Evergreen Temple, shut down in the era of Mao Zedong, has rebounded after Reform and Opening. People always come to the temple in order to pray to the Bodhisattva and burn incense full of hopefulness. What’s more, they gather together, talking to each other about their sorrows and sharing other experiences that they have had.

An old man in the temple talked with the filmmaker about his past, when Chinese peasants, whose fates are connecting closely with the exploration of New China, experienced a series of movements and revolutions, including land reform, the People's Movement, the Great Leap Forward, the Great Iron and Steel Forging Campaign, and the Cultural Revolution. The peasants’ basic need for food and clothing could only be satisfied once the household responsibility system and Reform and Opening were established, while other social problems continued to emerge.

After Reform and Opening, the plague of money spread on a large scale, social morality and values underwent a dramatic transformation, and peasants also started to care about money. Society is just like a big dyeing tank, and of course, there were no expectations for the temple. People there also only cared about their own self-interest, so there were many contradiction and disputes in the temple, too. Li Zhonglai, in charge of the temple, was faced with a dilemma and had no choice but to seek help from the Bodhisattva and pray that the people who started a rumour to ruin the stability of the temple would be condemned by the Bodhisattva. Will the Bodhisattva appear and punish the rumour-mongers? Are people who come to the temple true Buddhists? There are no definitive answers to these questions.

 

Director biography

Jiang Nengjie is a renowned independent filmmaker, documentarian, and director. He was born in Hunan province in 1985 and was member of the first generation left behind by parents looking for work in cities. In 2009 he established his Mianhuasha Film Studio and produced numerous documentary films featuring the countryside in China. In 2010, he made the documentary film The Road, which was nominated for the 7th China Documentary Film Festival. His most well-known film is Children at a Village School (2014), which is about village children left behind by their parents who go to the cities to work as migrant workers. It won Best Documentary Film in the 3rd Phoenix Documentary Awards. He has produced numerous films since then, including The Ninth Grade (2015), Anti-Japanese War Veteran (2015), Jia Yi (2016), The Sichuan Army Veteran Peng Guochen (2017), Yun Jie (2018), and others. His most recent documentary, Miners, the Horsekeeper and Pneumoconiosis (2019), has been very popular online due to the increasing public attention to health issues after the coronavirus outbreak. He is currently working on Rainbow Cruise, which is a documentary film about the LGBT community in China.

Director's statement

Evergreen Temple was not a film I specifically set out to shoot. I don't believe in Buddhism, but every time I went to the temple, I always gained something. After shooting for more than two months, I decided to make a feature film.

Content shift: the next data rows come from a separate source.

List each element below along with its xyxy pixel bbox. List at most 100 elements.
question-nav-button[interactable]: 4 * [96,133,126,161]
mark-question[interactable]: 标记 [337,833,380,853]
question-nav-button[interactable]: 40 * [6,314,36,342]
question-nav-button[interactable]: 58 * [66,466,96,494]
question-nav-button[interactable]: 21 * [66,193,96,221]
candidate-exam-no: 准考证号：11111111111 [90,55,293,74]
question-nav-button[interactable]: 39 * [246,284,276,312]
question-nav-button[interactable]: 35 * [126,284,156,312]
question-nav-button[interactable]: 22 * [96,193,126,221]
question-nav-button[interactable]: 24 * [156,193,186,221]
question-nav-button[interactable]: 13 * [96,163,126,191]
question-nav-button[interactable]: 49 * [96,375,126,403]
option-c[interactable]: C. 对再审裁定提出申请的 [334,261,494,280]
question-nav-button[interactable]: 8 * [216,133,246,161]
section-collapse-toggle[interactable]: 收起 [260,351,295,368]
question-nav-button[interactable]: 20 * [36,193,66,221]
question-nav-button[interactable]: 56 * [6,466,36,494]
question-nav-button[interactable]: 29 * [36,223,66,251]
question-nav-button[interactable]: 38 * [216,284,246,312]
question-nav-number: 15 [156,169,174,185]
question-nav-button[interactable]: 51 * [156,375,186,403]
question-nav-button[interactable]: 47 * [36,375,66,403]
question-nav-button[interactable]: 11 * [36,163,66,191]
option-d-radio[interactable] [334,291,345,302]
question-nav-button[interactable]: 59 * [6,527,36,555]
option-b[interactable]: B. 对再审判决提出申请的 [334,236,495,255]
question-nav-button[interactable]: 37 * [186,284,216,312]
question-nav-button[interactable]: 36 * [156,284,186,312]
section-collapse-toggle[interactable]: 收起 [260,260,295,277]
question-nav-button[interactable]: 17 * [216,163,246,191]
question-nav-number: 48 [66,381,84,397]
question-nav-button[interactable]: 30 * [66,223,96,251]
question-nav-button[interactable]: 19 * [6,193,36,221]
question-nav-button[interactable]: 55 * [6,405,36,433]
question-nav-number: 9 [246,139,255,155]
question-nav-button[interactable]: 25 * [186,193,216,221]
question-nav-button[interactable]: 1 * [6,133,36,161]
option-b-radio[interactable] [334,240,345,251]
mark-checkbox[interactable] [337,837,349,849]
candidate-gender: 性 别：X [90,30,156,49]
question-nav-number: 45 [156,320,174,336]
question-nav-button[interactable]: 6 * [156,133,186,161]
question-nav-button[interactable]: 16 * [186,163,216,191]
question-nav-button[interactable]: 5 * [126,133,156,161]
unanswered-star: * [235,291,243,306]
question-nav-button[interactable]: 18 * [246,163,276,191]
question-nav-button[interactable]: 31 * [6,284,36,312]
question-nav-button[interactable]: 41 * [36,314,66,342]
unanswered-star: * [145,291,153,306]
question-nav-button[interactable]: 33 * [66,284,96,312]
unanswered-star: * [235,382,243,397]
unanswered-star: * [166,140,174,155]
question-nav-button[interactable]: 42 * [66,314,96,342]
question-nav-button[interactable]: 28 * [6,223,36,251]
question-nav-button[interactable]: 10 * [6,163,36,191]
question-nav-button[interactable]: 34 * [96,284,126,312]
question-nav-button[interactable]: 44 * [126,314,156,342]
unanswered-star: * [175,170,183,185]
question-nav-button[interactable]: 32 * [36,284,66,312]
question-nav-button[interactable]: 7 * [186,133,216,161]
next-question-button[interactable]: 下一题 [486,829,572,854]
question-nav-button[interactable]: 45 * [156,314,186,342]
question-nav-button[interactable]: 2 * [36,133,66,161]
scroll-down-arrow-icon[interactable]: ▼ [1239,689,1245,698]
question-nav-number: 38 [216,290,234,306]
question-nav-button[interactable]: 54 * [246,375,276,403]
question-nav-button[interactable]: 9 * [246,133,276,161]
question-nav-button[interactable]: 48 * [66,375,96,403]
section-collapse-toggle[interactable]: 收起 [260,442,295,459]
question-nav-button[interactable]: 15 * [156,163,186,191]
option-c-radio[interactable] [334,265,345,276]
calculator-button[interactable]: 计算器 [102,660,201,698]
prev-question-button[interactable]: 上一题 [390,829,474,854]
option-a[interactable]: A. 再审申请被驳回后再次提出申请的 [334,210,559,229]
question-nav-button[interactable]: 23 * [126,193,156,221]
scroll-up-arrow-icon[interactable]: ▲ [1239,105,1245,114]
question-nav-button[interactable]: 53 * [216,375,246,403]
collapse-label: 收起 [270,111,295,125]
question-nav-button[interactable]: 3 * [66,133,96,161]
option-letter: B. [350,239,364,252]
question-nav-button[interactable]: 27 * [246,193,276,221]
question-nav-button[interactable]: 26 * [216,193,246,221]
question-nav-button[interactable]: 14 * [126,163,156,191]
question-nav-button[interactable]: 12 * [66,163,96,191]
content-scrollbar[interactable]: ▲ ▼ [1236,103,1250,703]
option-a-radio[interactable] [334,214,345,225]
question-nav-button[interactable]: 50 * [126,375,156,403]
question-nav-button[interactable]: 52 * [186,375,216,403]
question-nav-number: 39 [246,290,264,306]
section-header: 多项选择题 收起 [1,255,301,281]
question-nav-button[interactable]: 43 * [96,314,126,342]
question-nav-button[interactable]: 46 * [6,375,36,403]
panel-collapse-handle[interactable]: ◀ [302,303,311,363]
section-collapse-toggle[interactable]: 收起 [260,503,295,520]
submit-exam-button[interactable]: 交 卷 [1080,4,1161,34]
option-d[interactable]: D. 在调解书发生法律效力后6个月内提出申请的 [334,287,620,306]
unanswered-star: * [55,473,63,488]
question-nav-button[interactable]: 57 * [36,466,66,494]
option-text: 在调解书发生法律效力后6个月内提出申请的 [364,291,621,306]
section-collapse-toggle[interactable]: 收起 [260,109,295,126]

In fact, what I am interested in is not Buddhism, but the past and present lives of the old people in Antang. I try to connect their past and present life through Changchun An. I just want to record something of these old people and tell us, the younger generations, or myself, how our older generations lived.

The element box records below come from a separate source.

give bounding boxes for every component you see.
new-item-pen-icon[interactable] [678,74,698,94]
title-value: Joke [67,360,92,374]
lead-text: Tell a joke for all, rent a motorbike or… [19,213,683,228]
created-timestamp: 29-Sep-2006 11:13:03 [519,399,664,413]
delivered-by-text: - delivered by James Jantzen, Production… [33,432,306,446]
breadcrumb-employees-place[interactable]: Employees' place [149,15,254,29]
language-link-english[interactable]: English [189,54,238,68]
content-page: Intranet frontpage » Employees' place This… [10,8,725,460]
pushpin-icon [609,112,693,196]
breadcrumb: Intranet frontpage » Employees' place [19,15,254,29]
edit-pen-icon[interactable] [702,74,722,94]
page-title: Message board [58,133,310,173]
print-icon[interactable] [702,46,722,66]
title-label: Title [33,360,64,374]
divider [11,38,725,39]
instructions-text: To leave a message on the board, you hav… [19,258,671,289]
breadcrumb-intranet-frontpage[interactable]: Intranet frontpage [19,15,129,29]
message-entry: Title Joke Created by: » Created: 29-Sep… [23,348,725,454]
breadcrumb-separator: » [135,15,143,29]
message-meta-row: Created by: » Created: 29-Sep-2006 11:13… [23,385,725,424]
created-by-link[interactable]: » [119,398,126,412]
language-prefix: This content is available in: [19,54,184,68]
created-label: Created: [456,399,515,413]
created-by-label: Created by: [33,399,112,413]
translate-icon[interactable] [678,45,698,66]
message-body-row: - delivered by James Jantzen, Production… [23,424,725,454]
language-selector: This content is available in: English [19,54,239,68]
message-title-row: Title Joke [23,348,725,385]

The first four parts (1949-1952), (1953-1958), (1959-1962) and (1966-1976) I deliberately made it in black and white, because that era is very strange to those of us born in the 1980s and 1990s. The impression in my mind of that era is very abstract, although that period of history is not far away from us. Perhaps the occurrence of a disaster is not terrible, but what is truly terrible is that the root cause of the disaster cannot be studied and summarized in depth after the disaster.